Cheer for the Detroit Tigers:
Their starting rotation is good, really good with Max Scherzer, Justin Verlander, Anibal Sanchez and Doug Fister. Third baseman Miguel Cabrera is the best hitter in the game. The Tigers have not won since the mid 80’s, so them winning would be better than the Red Sox or Cardinals win their third in ten years.

The City of Detroit is down in the dumps and a world series victory would lift their spirits.

Do not cheer for the Tigers:
Another AL Central team and the top of the class at that in recent years. The team does not consist of homegrown talent like the Indians relieve staff but big time free agents and trades. Also, before Torii Hunter joined the Tigers he was a White Sox killer during his days in Minnesota.

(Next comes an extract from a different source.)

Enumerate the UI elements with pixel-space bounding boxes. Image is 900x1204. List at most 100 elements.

Former White Sox on the Tigers: None

Cheer for the Oakland Athletics:
Moneyball, an excellent film that depicted the 2002 team GM Billy Beane put together with players that simply “got on base.” They ventured into the international market to pick up Yoenis Cespedes, who does not have poor base running skills like a certain young outfielder in southern California.

They have added Jarrod Parker, Tommy Milone, Josh Donaldson, Jed Lowrie, and brought back Bartolo Colon. With a low payroll the highest paid A’s player is Chris Young, who is make $8.5 million. They do not have their own stadium as they play at O.co Coliseum, which they shared with the NFL’s Oakland Raiders.

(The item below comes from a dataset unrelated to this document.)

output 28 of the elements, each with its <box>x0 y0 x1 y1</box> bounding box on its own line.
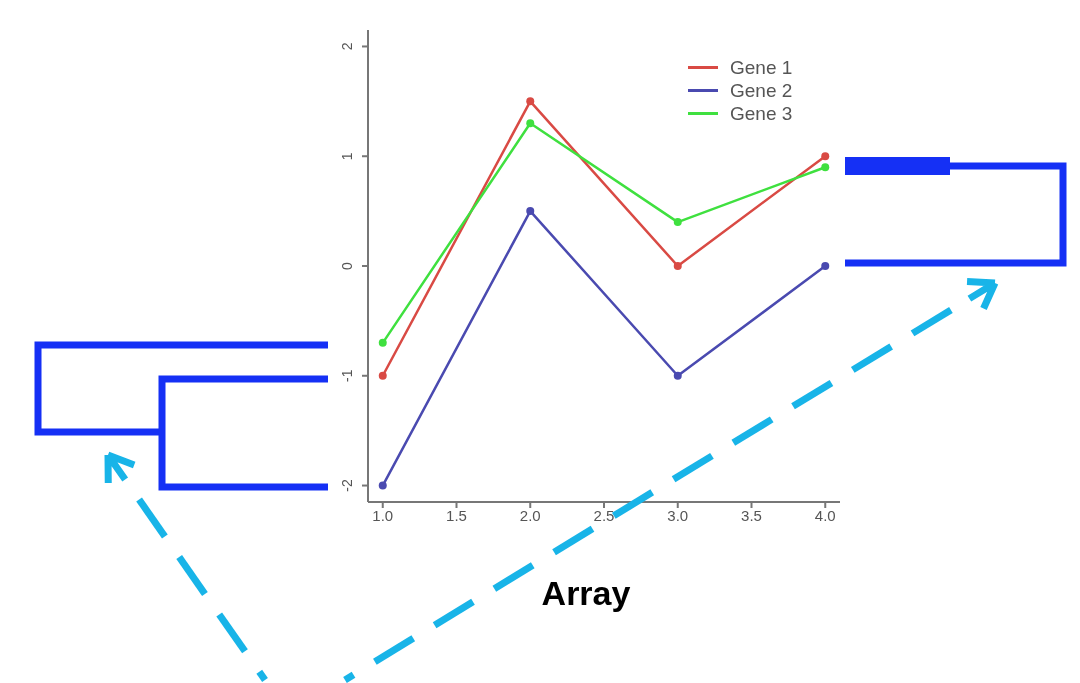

The last A’s championship was in 1989 with former White Sox manager Tony LaRussa at the helm.

Do not cheer for the A’s:
If you do not like the Moneyball ideology that you do not want them to win. The A’s wear green and gold, which will remind you of the Chicago Bears biggest rival – the Green Bay Packers.

Former White Sox on the A’s: Bartolo Colon and manager Bob Melvin

Cheer for the Tampa Bay Rays:
They play in the best division in the AL, the East with the Red Sox and Yankees payroll three times the amount they have. In 2007 they had their first winning season and have not had a losing season since while making the playoffs four out of the past six seasons. Their Triple-A team is the Durham Bulls, yes those Bulls featured in the film Bull Durham.

Evan Longoria stayed in Tampa. Longoria had the opportunity to sign a big deal contact with AL East rivals Boston or New York but signed a long term deal with Tampa. The Rays have never won a World series so, them winning increases the parity in the game.

Do not cheer for the Rays:
The fans do not show up and Tropicana Field is a dome ballpark in sunny Tampa Bay. The Rays joined the MLB in 1998 and consistently finished at the bottom of the league their first eight years earning top draft picks. The team also developed a “retro” uniform that looks awful. Also, pitcher Fernado Rodney wears his hat off to the side and not straight on.